The ability of P58^IPK to suppress apoptosis suggests that there may be parallels between P58^IPK and other antiapoptotic proto-oncogenes, such as Bcl-2. Interestingly, Bcl-2 blocks both influenza virus-induced and PKR-mediated apoptosis (22, 30), but in contrast to P58^IPK, it does not affect the ability of PKR to inhibit translation. Thus, Bcl-2 is most likely exerting its action downstream of PKR, at or before the point where the PKR-dependent and -independent pathways converge into a common (or core) cell death pathway. Intriguingly, the recently described cochaperone activities of P58^IPK may provide additional insight into the mechanism by which P58^IPK suppresses apoptosis. The ability of P58^IPK to bind to and regulate Hsp70 may provide a link between P58^IPK, the cellular chaperone machinery, and the programmed cell death response. This may be analogous to the link that has been proposed for the antiapoptotic protein BAG-1. BAG-1 interacts with and enhances the activity of Bcl-2, and like P58^IPK, BAG-1 interacts with the ATPase domain of Hsp70 (23, 24, 45). Thus, the cochaperone activities of P58^IPK may facilitate the interaction of P58^IPK, and possibly Hsp70, with one or more essential components of the apoptotic pathway.

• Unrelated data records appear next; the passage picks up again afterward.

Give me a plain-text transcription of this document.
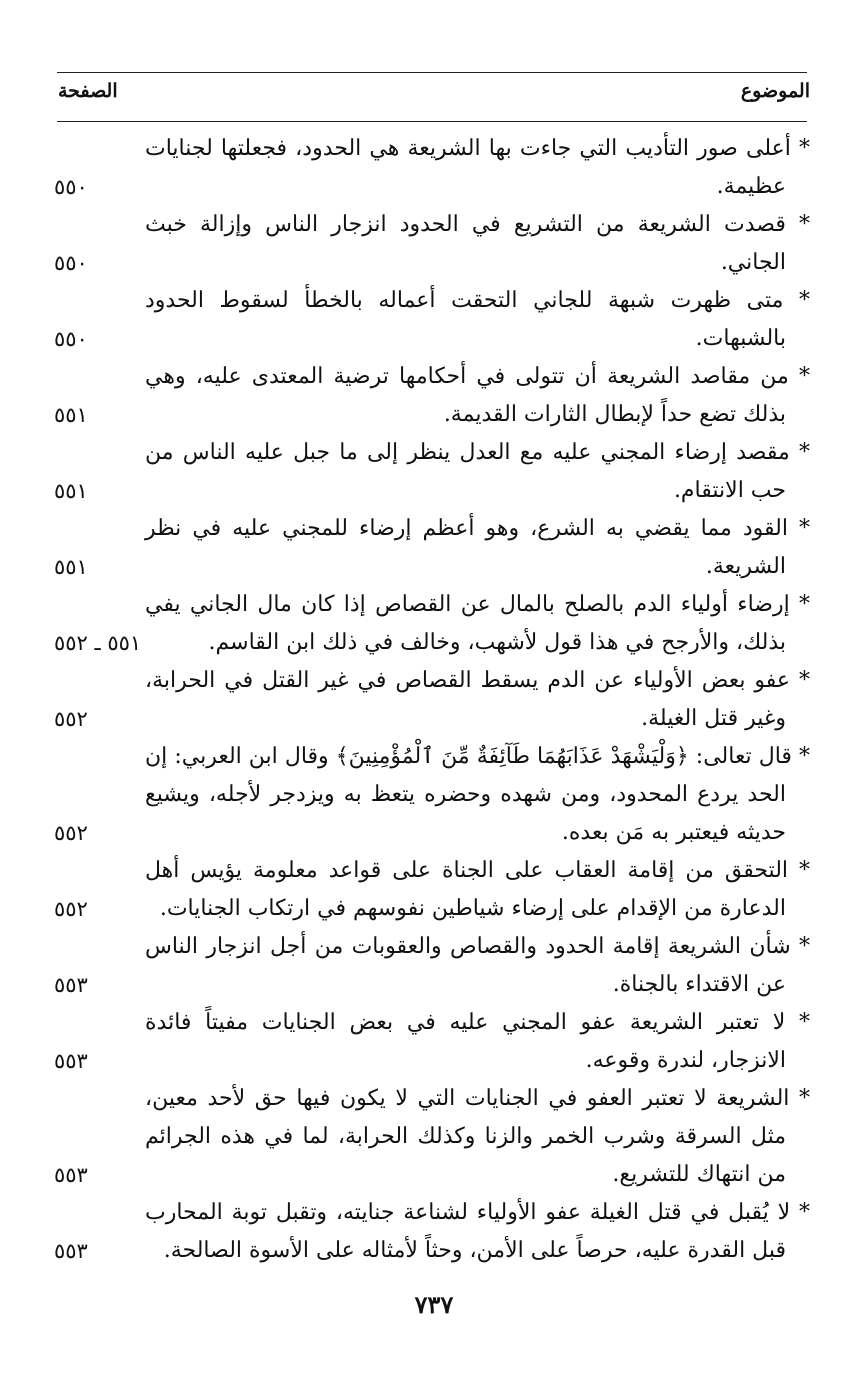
الموضوع
الصفحة
* أعلى صور التأديب التي جاءت بها الشريعة هي الحدود، فجعلتها لجنايات عظيمة.
٥٥٠
* قصدت الشريعة من التشريع في الحدود انزجار الناس وإزالة خبث الجاني.
٥٥٠
* متى ظهرت شبهة للجاني التحقت أعماله بالخطأ لسقوط الحدود بالشبهات.
٥٥٠
* من مقاصد الشريعة أن تتولى في أحكامها ترضية المعتدى عليه، وهي بذلك تضع حداً لإبطال الثارات القديمة.
٥٥١
* مقصد إرضاء المجني عليه مع العدل ينظر إلى ما جبل عليه الناس من حب الانتقام.
٥٥١
* القود مما يقضي به الشرع، وهو أعظم إرضاء للمجني عليه في نظر الشريعة.
٥٥١
* إرضاء أولياء الدم بالصلح بالمال عن القصاص إذا كان مال الجاني يفي بذلك، والأرجح في هذا قول لأشهب، وخالف في ذلك ابن القاسم.
٥٥١ ـ ٥٥٢
* عفو بعض الأولياء عن الدم يسقط القصاص في غير القتل في الحرابة، وغير قتل الغيلة.
٥٥٢
* قال تعالى: ﴿وَلْيَشْهَدْ عَذَابَهُمَا طَآئِفَةٌ مِّنَ ٱلْمُؤْمِنِينَ﴾ وقال ابن العربي: إن الحد يردع المحدود، ومن شهده وحضره يتعظ به ويزدجر لأجله، ويشيع حديثه فيعتبر به مَن بعده.
٥٥٢
* التحقق من إقامة العقاب على الجناة على قواعد معلومة يؤيس أهل الدعارة من الإقدام على إرضاء شياطين نفوسهم في ارتكاب الجنايات.
٥٥٢
* شأن الشريعة إقامة الحدود والقصاص والعقوبات من أجل انزجار الناس عن الاقتداء بالجناة.
٥٥٣
* لا تعتبر الشريعة عفو المجني عليه في بعض الجنايات مفيتاً فائدة الانزجار، لندرة وقوعه.
٥٥٣
* الشريعة لا تعتبر العفو في الجنايات التي لا يكون فيها حق لأحد معين، مثل السرقة وشرب الخمر والزنا وكذلك الحرابة، لما في هذه الجرائم من انتهاك للتشريع.
٥٥٣
* لا يُقبل في قتل الغيلة عفو الأولياء لشناعة جنايته، وتقبل توبة المحارب قبل القدرة عليه، حرصاً على الأمن، وحثاً لأمثاله على الأسوة الصالحة.
٥٥٣
٧٣٧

By functioning as a regulator of apoptosis, P58^IPK may be important not only in cellular antiproliferative pathways but also in the cellular response to influenza virus infection. We demonstrated previously that influenza virus recruits P58^IPK to downregulate PKR, thereby ensuring the efficient synthesis of viral proteins. Intriguingly, influenza virus infection induces apoptosis (22, 46), and there is evidence for the involvement of PKR in this process (47). Therefore, the activation of P58^IPK by influenza virus may also be a mechanism to inhibit or delay PKR-mediated apoptosis, thereby providing sufficient time for viral replication to occur. The ability to inhibit apoptosis is proving to be a general theme among many viruses, and a variety of viral antiapoptotic proteins have been identified (reviewed in references 20, 38, and 51). In addition to the inhibition of FLICE, discussed above, these viral proteins may either mimic the function of cellular antiapoptotic proteins or target various activators of apoptosis for inhibition. For instance, the E1B protein of adenovirus (25) and the KSbcl-2 protein of human herpesvirus 8 (9) are functional homologues of the cellular antiapoptotic protein Bcl-2. Alternatively, the papillomavirus E6 protein blocks apoptosis by targeting p53 for proteolysis (41), and the cowpox virus CrmA protein is a specific inhibitor of caspases (43, 52). The relationship between viral inhibition of PKR and apoptosis is also becoming apparent (49). Infection with a vaccinia virus mutant that lacks the E3L gene, which encodes a dsRNA-binding protein that is a potent inhibitor of PKR activation, triggers an apoptotic response that is not observed in cells infected with the wild-type virus (26, 29). There is also evidence that herpes simplex virus may utilize its γ₁34.5 gene product to counteract both the translational regulatory and apoptotic activities of PKR. It appears that the γ₁34.5 gene product interacts with and directs a cellular type-1 protein phosphatase to reverse PKR-mediated eIF-2α phosphorylation (21). This prevents the shutoff of protein synthesis, an event that is associated with neuronal apoptosis (10). Influenza virus, rather than encoding a viral gene product to inhibit apoptosis, may instead recruit P58^IPK. Thus, P58^IPK may represent a novel example of a cellular antiapoptotic protein being recruited by a virus to avoid the host’s programmed cell death response.